Mr. Libeskind has many other projects in design and planning, such as the New Center for Arts and Culture in Boston, Massachusetts; the redevelopment of the Hummingbird Centre - the L Tower, for the Performing Arts in Toronto, Canada ; the redevelopment of the historic Fiera Milano Fairgrounds in Milan, Italy,  New Songdo City, in Incheon, South Korea; a waterfront, residential development, Reflexions, in keppel bay, Singapore; Rejuvenation, a center for children in the Katrina-ravaged area of Gulfport, Mississippi; Editoriale Bresciana Tower in Brescia; and Orestad Downtown Master Site Plan, in Copenhagen, Denmark, which is a 5 km development zone.

Mr. Libeskind has taught and lectured at many universities worldwide.  He has held such positions as the Frank O. Gehry Chair at the University of Toronto, Professor at the Hochschule für Gestaltung, Karlsruhe, Germany, and the Cret Chair at the University of Pennsylvania, and the Louis Kahn Chair at Yale University.  He has received numerous awards, including the 2001 Hiroshima Art Prize - an award given to an artist whose work promotes international understanding and peace, never before given to an architect.  He was awarded the 1999 Deutsche Architekturpreis (German Architecture Prize) for the Jewish Museum Berlin; also the 2000 Goethe Medallion for cultural contribution; in 1996 the American Academy of Arts and Letters Award for Architecture and in the same year the Berlin Cultural Prize; in 1990 a membership in the European Academy of Arts and Letters; in 1997 an Honorary Doctorate from Humboldt Universität, Berlin; also in 1999 an Honorary Doctorate from the College of Arts and Humanities, Essex University, England; in 2002 an Honorary Doctorate from the University of Edinburgh and an Honorary Doctorate from DePaul University, Chicago, and most recently in 2004, an Honorary Doctorate from the University of Toronto.  Two of Mr.
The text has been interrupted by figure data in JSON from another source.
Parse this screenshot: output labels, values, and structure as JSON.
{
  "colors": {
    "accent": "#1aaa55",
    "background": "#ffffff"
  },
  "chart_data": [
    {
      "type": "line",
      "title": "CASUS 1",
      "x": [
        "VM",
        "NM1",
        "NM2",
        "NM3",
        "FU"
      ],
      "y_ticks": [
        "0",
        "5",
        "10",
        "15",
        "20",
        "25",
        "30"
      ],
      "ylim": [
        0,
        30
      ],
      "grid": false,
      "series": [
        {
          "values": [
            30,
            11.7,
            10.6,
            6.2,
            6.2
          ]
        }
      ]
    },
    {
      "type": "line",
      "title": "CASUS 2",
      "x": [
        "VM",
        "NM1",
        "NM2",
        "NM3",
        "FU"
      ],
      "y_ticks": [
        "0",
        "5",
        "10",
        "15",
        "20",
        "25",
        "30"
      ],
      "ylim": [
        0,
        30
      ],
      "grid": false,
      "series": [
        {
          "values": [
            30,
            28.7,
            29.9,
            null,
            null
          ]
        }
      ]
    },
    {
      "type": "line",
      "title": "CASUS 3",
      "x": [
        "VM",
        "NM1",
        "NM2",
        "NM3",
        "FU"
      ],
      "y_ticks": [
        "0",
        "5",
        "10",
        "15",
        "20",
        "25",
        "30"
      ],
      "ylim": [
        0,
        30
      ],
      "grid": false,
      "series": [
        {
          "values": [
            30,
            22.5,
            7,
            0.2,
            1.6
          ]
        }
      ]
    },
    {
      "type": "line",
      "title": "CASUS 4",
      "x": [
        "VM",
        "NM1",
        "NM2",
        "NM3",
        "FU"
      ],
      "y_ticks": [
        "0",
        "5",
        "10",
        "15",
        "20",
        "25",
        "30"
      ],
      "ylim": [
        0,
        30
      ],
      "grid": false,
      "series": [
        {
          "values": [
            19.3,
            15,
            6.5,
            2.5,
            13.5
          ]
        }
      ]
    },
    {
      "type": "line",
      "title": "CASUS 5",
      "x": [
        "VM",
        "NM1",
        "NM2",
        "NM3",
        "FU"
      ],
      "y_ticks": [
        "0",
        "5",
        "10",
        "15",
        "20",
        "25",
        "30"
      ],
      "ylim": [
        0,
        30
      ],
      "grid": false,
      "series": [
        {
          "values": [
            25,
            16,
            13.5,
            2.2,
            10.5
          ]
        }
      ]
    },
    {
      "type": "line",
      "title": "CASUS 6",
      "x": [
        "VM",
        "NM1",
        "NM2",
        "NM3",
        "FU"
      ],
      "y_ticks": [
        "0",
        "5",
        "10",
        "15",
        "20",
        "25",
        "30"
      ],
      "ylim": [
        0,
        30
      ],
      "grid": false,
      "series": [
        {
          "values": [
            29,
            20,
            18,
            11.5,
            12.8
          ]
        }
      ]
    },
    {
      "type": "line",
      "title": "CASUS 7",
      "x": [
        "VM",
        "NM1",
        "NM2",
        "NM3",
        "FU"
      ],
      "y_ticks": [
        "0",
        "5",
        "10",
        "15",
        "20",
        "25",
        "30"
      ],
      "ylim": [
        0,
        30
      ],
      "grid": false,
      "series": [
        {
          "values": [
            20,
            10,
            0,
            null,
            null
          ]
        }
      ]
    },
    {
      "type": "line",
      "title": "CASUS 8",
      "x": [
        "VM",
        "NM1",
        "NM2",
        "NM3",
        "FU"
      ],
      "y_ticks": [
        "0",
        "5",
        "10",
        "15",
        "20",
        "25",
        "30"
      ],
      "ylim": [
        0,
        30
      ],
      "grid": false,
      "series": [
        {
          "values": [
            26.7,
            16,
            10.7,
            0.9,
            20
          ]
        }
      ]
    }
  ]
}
Libeskind’s buildings won RIBA Awards in 2004, the London Metropolitan University Graduate Centre and the Imperial War Museum North, the latter of which was also nominated for the Stirling Prize.  Also in 2004, Mr. Libeskind was appointed the first Cultural Ambassador for Architecture by the U.S. Department of State, as part of the CultureConnect Program.

Daniel Libeskind’s work has been exhibited extensively in major museums and galleries around the world and has also been the subject of numerous international publications in many languages.  His buildings have appeared on the covers of Time Magazine, Newsweek, Architectural Record, and the Wall Street Journal, among others.  Mr. Libeskind’s ideas have influenced a new generation of architects and those interested in the future development of cities and culture.  In September, 2004, Riverhead Books (Penguin Group) published his memoir, Breaking Ground.  The foreign language editions were published in January/February of 2005, encompassing more than 90 countries.